$F=(A^c \cup B \cup C)\cap(A\cup C^c)$

Question

If the independently held events A, B e C are defined in the same probability space. Calculate P(F) with $F=(A^c \cup B \cup C)\cap(A\cup C^c)$, $P(A)=0,2$ , $P(B)=0,3$ , $P(C)=0,4$.

I am having problems with the simplification of the expression.

Answer 1

It's easier to consider the probability of $F^c$ instead of $F$, which can be calculated by de Morgan's laws: \begin{align*} F^c &= [(A^c \cup B \cup C) \cap (A \cup C^c)]^c \\ &= (A^c \cup B \cup C)^c \cup (A \cup C^c)^c \\ &= (A \cap B^c \cap C^c) \cup (A^c \cap C). \end{align*} The events $A \cap B^c \cap C^c$ and $A^c \cap C$ are mutually exclusive and have respective probabilities $0.2 \times 0.7 \times 0.6 = 0.084$ and $0.2 \times 0.4 = 0.08$, so $\operatorname{Pr}(F) = 1 - 0.084 - 0.08 = 0.836$.

Answer 2

$P(F)$ is not determined by $P(A),P(B),P(C)$. Consider a uniform probability space with $10$ elements (aka $A$ has $2$ elements, $B$ has $3$ and $C$ has $4$). $F$ can have different number of elements (so different probabilities):

• consider $A = \{1,2\} \subset B = \{1,2,3\}\subset C= \{1,2,3,4\}$. Then:

$$F =(\{3,\ldots,10\} \cup \{1,2,3\} \cup \{1,2,3,4\}) \cap (\{1,2\} \cup \{5, \ldots 10\}) = \\ = \{1,2\} \cup \{5, \ldots 10\} \Rightarrow P(F) = 0.8$$

• consider $A = \{1,2\}, B = \{3,4,5\}, C= \{6,7,8,9\}$. Then:

$$F = (\{3,\ldots,10\} \cup \{3,4,5\} \cup \{6,7,8,9\}) \cap (\{1,2\} \cup \{1, \ldots 5,10\}) = \\ = \{3,4,5,10\} \Rightarrow P(F)= 0.4$$

Another example is $A = \{1,2\}, B=\{2,3,4\}, C = \{4,5,6,7\}$.

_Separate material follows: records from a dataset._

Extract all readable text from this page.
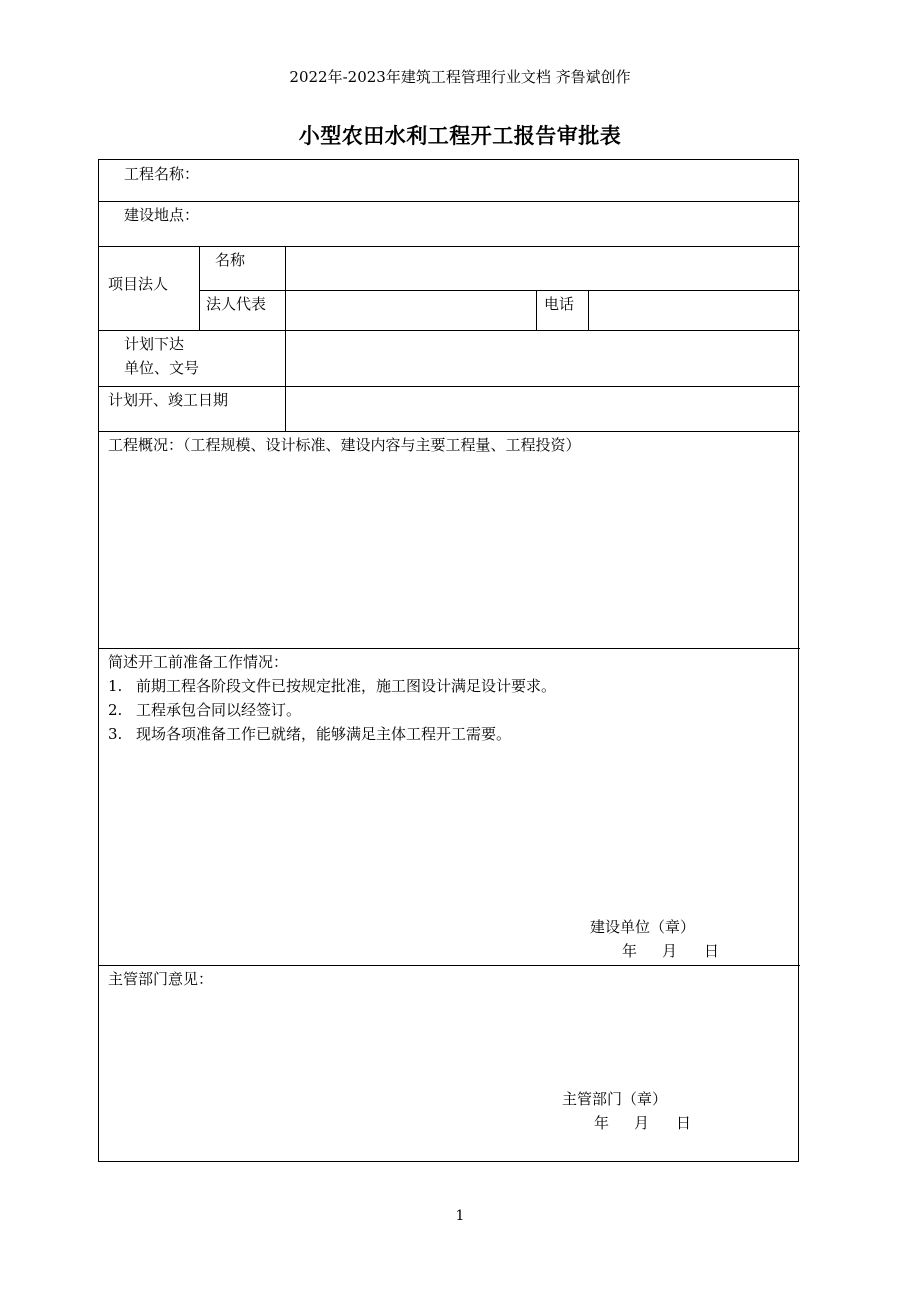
2022年-2023年建筑工程管理行业文档 齐鲁斌创作
小型农田水利工程开工报告审批表
工程名称：
建设地点：
项目法人
名称
法人代表	电话
计划下达
单位、文号
计划开、竣工日期
工程概况：（工程规模、设计标准、建设内容与主要工程量、工程投资）
简述开工前准备工作情况：
1. 前期工程各阶段文件已按规定批准，施工图设计满足设计要求。
2. 工程承包合同以经签订。
3. 现场各项准备工作已就绪，能够满足主体工程开工需要。
建设单位（章）
年 月 日
主管部门意见：
主管部门（章）
年 月 日
1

EDIT: If you add hypothesis on $A,B,C$, then $P(F)$ might be determined.

$$F = (A^C \cup B \cup C) \cap (A \cup C^C) = [(A^C \cup B \cup C)\cap A] \cup [(A^C \cup B \cup C)\cap C^C] = \\ = (A^C \cap A) \cup (B \cap A) \cup (C \cap A) \cup (A^C \cap C^C) \cup (B \cap C^C) \cup (C \cap C^C) = \\ = (B \cap A) \cup (C \cap A) \cup (A^C \cap C^C) \cup (B \cap C^C)$$

It is easy to check that $B \cap A \subseteq (C \cap A) \cup (A^C \cap C^C) \cup (B \cap C^C)$ then

$$F = (C \cap A) \cup (A^C \cap C^C) \cup (B \cap C^C)$$

Remembering that $P(X\cup Y) = P(X) + P(Y) - P(X\cap Y)$, it is possible to split the probabilities:

$$P(F) = P(C \cap A) + P((A^C \cap C^C) \cup (B \cap C^C)) - P((C \cap A) \cap [(A^C \cap C^C) \cup (B \cap C^C)]) = \\ = P(C \cap A) + P((A^C \cap C^C) \cup (B \cap C^C)) = \\ = P(C \cap A) + P(A^C \cap C^C) + P(B \cap C^C) - P((A^C \cap C^C) \cap (B \cap C^C)) = \\ = P(A \cap C) + P(A^C \cap C^C) + P(B \cap C^C) - P(A^C \cap B \cap C^C)$$

Now $P(B \cap C^C) - P(A^C \cap B \cap C^C) = P(A \cap B \cap C^C)$, so

$$P(F) = P(A \cap C) + P(A^C \cap C^C) + P(A \cap B \cap C^C)$$

If you assume $A,B,C$ pairwise independent, you can have problems with $P(A \cap B \cap C^C)$. If $P(A \cap B \cap C) = P(A)P(B)P(C)$ (mutual independence), then $P(A \cap B \cap C^C) = P(A \cap B) - P(A \cap B \cap C)$ and you can conclude.